Colegí que se refería a su matrimonio: su escasa religiosidad, sensibilidad plana para todo lo que se refiriera al arte. Sería una de estas mujeres pragmáticas que se han empeñado en subir cuando el marido les ha ido dejando solas. Lo cierto es que ni ella sabía nada de mi ni yo de ella. Faltaba muy poco para que nos encerráramos en una de las habitaciones a tratar asuntos difíciles y a duras penas nos considerábamos el uno al otro algo más que el nombre, contando que los nombres fueran verdaderos.
-¿Estás casada? -ya sabía la respuesta, pero quería la de ella. Una señal, mínima ciertamente, apenas un hoyuelo circular en el dedo indicaba la existencia de una sortija.

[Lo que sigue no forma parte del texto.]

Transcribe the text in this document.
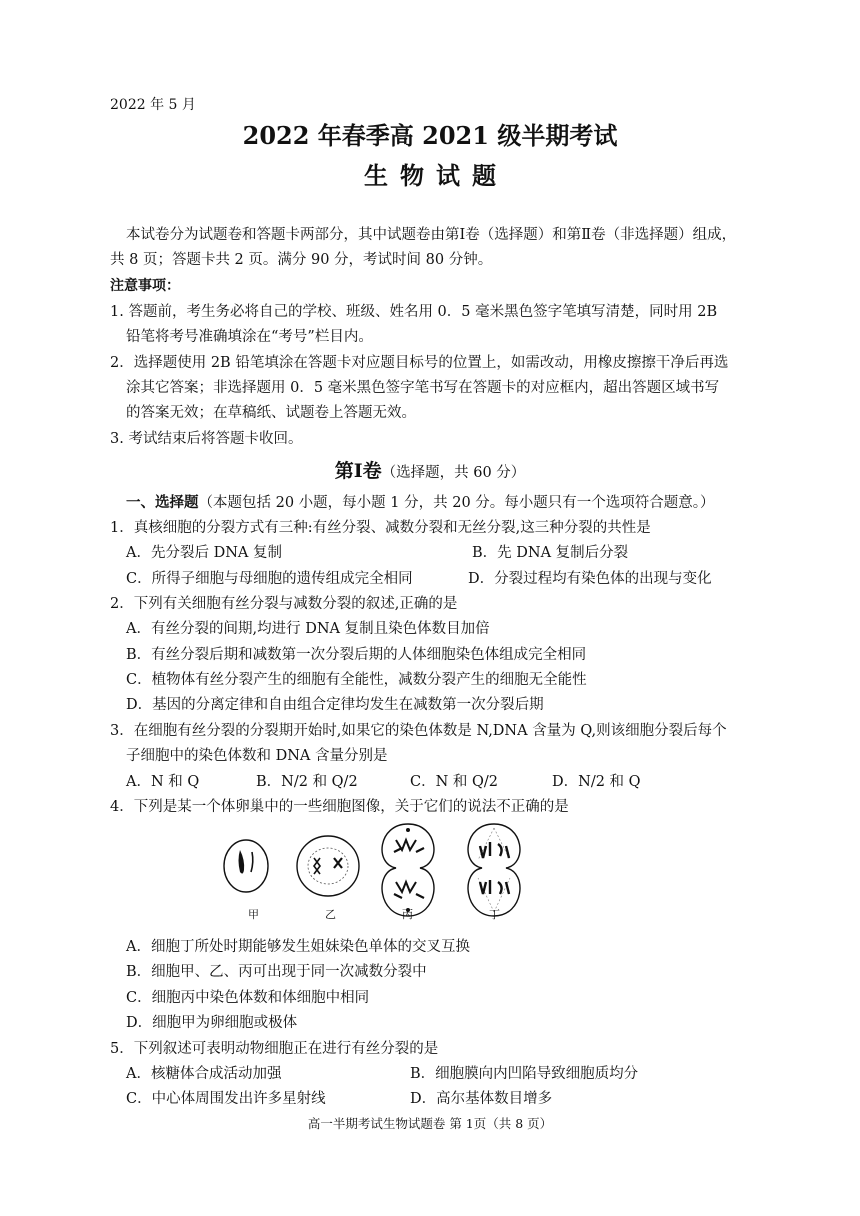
2022 年 5 月
2022 年春季高 2021 级半期考试
生物试题
本试卷分为试题卷和答题卡两部分，其中试题卷由第Ⅰ卷（选择题）和第Ⅱ卷（非选择题）组成，
共 8 页；答题卡共 2 页。满分 90 分，考试时间 80 分钟。
注意事项：
1. 答题前，考生务必将自己的学校、班级、姓名用 0．5 毫米黑色签字笔填写清楚，同时用 2B
铅笔将考号准确填涂在“考号”栏目内。
2．选择题使用 2B 铅笔填涂在答题卡对应题目标号的位置上，如需改动，用橡皮擦擦干净后再选
涂其它答案；非选择题用 0．5 毫米黑色签字笔书写在答题卡的对应框内，超出答题区域书写
的答案无效；在草稿纸、试题卷上答题无效。
3. 考试结束后将答题卡收回。
第Ⅰ卷（选择题，共 60 分）
一、选择题（本题包括 20 小题，每小题 1 分，共 20 分。每小题只有一个选项符合题意。）
1．真核细胞的分裂方式有三种:有丝分裂、减数分裂和无丝分裂,这三种分裂的共性是
A．先分裂后 DNA 复制	B．先 DNA 复制后分裂
C．所得子细胞与母细胞的遗传组成完全相同	D．分裂过程均有染色体的出现与变化
2．下列有关细胞有丝分裂与减数分裂的叙述,正确的是
A．有丝分裂的间期,均进行 DNA 复制且染色体数目加倍
B．有丝分裂后期和减数第一次分裂后期的人体细胞染色体组成完全相同
C．植物体有丝分裂产生的细胞有全能性，减数分裂产生的细胞无全能性
D．基因的分离定律和自由组合定律均发生在减数第一次分裂后期
3．在细胞有丝分裂的分裂期开始时,如果它的染色体数是 N,DNA 含量为 Q,则该细胞分裂后每个
子细胞中的染色体数和 DNA 含量分别是
A．N 和 Q	B．N/2 和 Q/2	C．N 和 Q/2	D．N/2 和 Q
4．下列是某一个体卵巢中的一些细胞图像，关于它们的说法不正确的是
甲	乙	丙	丁
A．细胞丁所处时期能够发生姐妹染色单体的交叉互换
B．细胞甲、乙、丙可出现于同一次减数分裂中
C．细胞丙中染色体数和体细胞中相同
D．细胞甲为卵细胞或极体
5．下列叙述可表明动物细胞正在进行有丝分裂的是
A．核糖体合成活动加强	B．细胞膜向内凹陷导致细胞质均分
C．中心体周围发出许多星射线	D．高尔基体数目增多
高一半期考试生物试题卷 第 1页（共 8 页）
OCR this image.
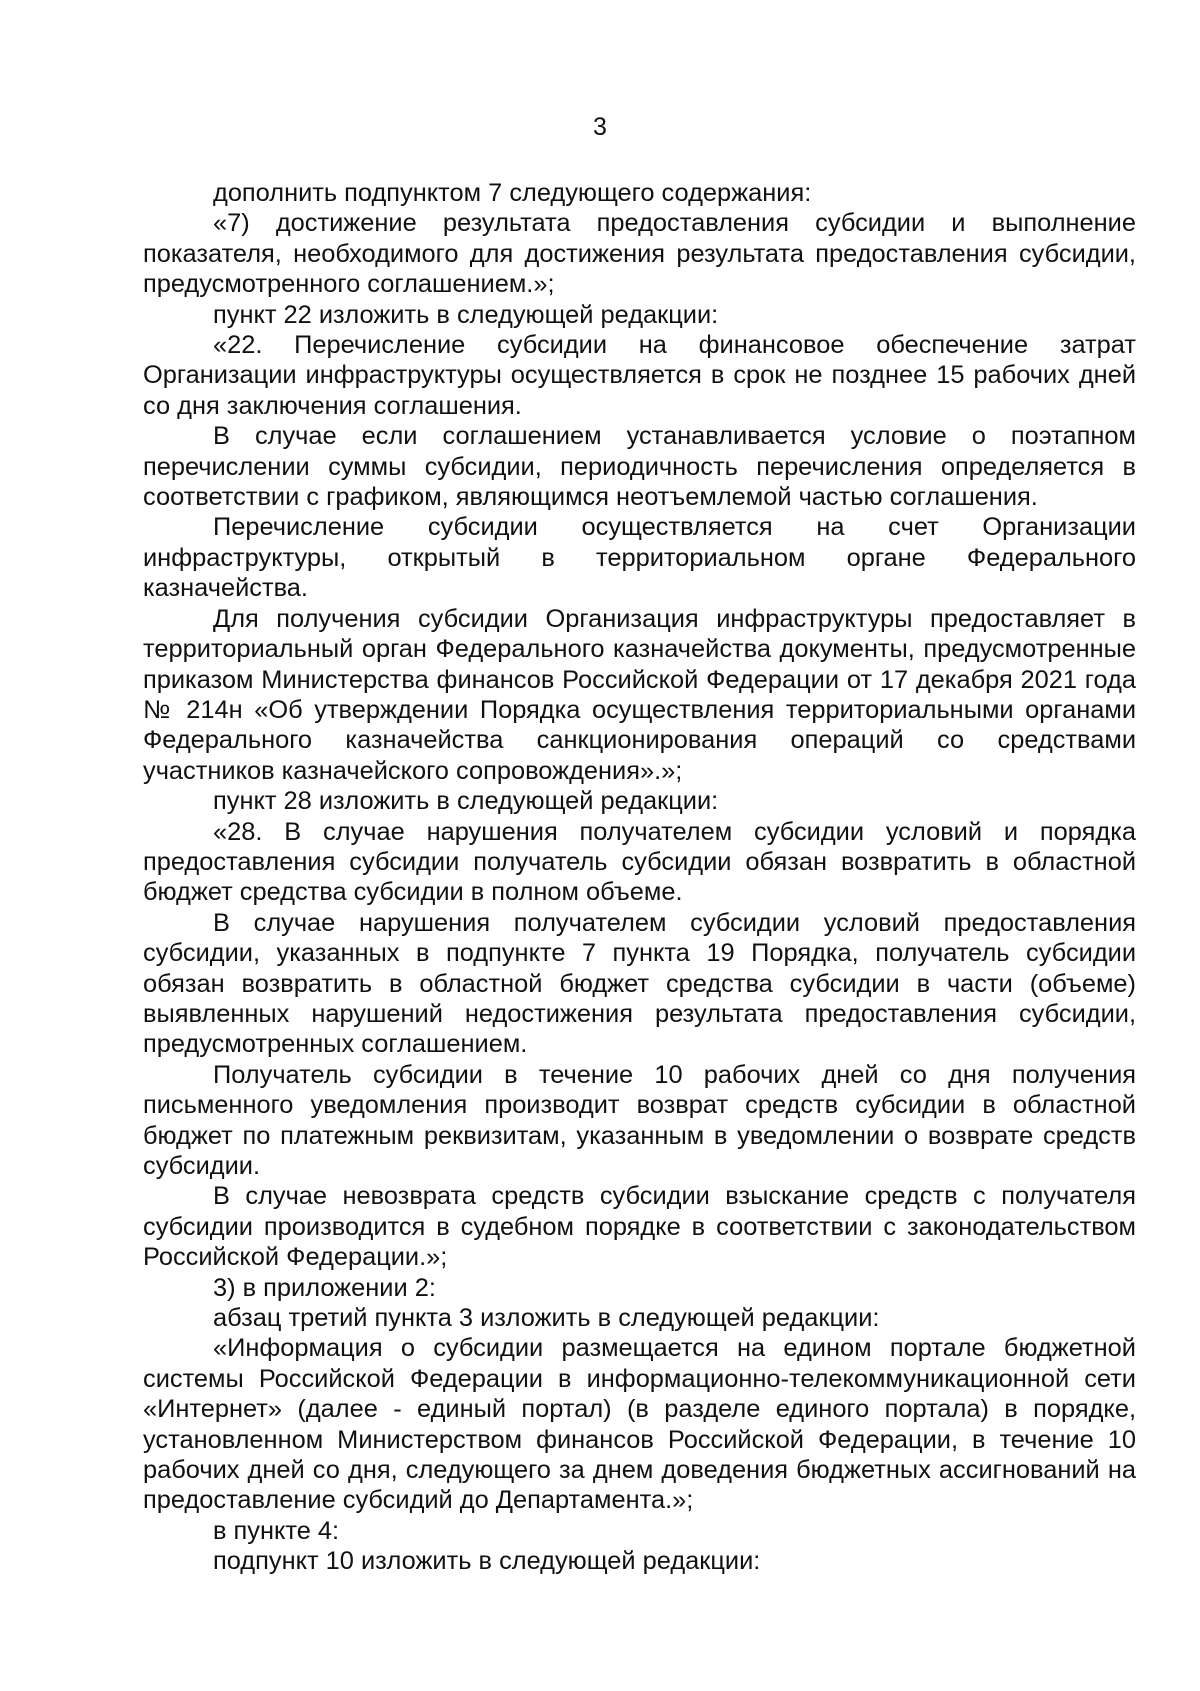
3

дополнить подпунктом 7 следующего содержания:

«7) достижение результата предоставления субсидии и выполнение показателя, необходимого для достижения результата предоставления субсидии, предусмотренного соглашением.»;

пункт 22 изложить в следующей редакции:

«22. Перечисление субсидии на финансовое обеспечение затрат Организации инфраструктуры осуществляется в срок не позднее 15 рабочих дней со дня заключения соглашения.

В случае если соглашением устанавливается условие о поэтапном перечислении суммы субсидии, периодичность перечисления определяется в соответствии с графиком, являющимся неотъемлемой частью соглашения.

Перечисление субсидии осуществляется на счет Организации инфраструктуры, открытый в территориальном органе Федерального казначейства.

Для получения субсидии Организация инфраструктуры предоставляет в территориальный орган Федерального казначейства документы, предусмотренные приказом Министерства финансов Российской Федерации от 17 декабря 2021 года № 214н «Об утверждении Порядка осуществления территориальными органами Федерального казначейства санкционирования операций со средствами участников казначейского сопровождения».»;

пункт 28 изложить в следующей редакции:

«28. В случае нарушения получателем субсидии условий и порядка предоставления субсидии получатель субсидии обязан возвратить в областной бюджет средства субсидии в полном объеме.

В случае нарушения получателем субсидии условий предоставления субсидии, указанных в подпункте 7 пункта 19 Порядка, получатель субсидии обязан возвратить в областной бюджет средства субсидии в части (объеме) выявленных нарушений недостижения результата предоставления субсидии, предусмотренных соглашением.

Получатель субсидии в течение 10 рабочих дней со дня получения письменного уведомления производит возврат средств субсидии в областной бюджет по платежным реквизитам, указанным в уведомлении о возврате средств субсидии.

В случае невозврата средств субсидии взыскание средств с получателя субсидии производится в судебном порядке в соответствии с законодательством Российской Федерации.»;

3) в приложении 2:

абзац третий пункта 3 изложить в следующей редакции:

«Информация о субсидии размещается на едином портале бюджетной системы Российской Федерации в информационно-телекоммуникационной сети «Интернет» (далее - единый портал) (в разделе единого портала) в порядке, установленном Министерством финансов Российской Федерации, в течение 10 рабочих дней со дня, следующего за днем доведения бюджетных ассигнований на предоставление субсидий до Департамента.»;

в пункте 4:

подпункт 10 изложить в следующей редакции:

-Sí, sí -contestó muy rápido como si le hubiera cogido en un renuncio y ella hubiera reaccionado desde dentro. Dominaba los nervios y era lista.
-Yo también -confesé.
Nos habían traído el pescado que, sin ser de una calidad extraordinaria, nada comprable con la sopa, también estaba apetitoso. Llegábamos al final de la cena.
-¿Café?
-Sí, sí -le gustaba el monosílabo repetido.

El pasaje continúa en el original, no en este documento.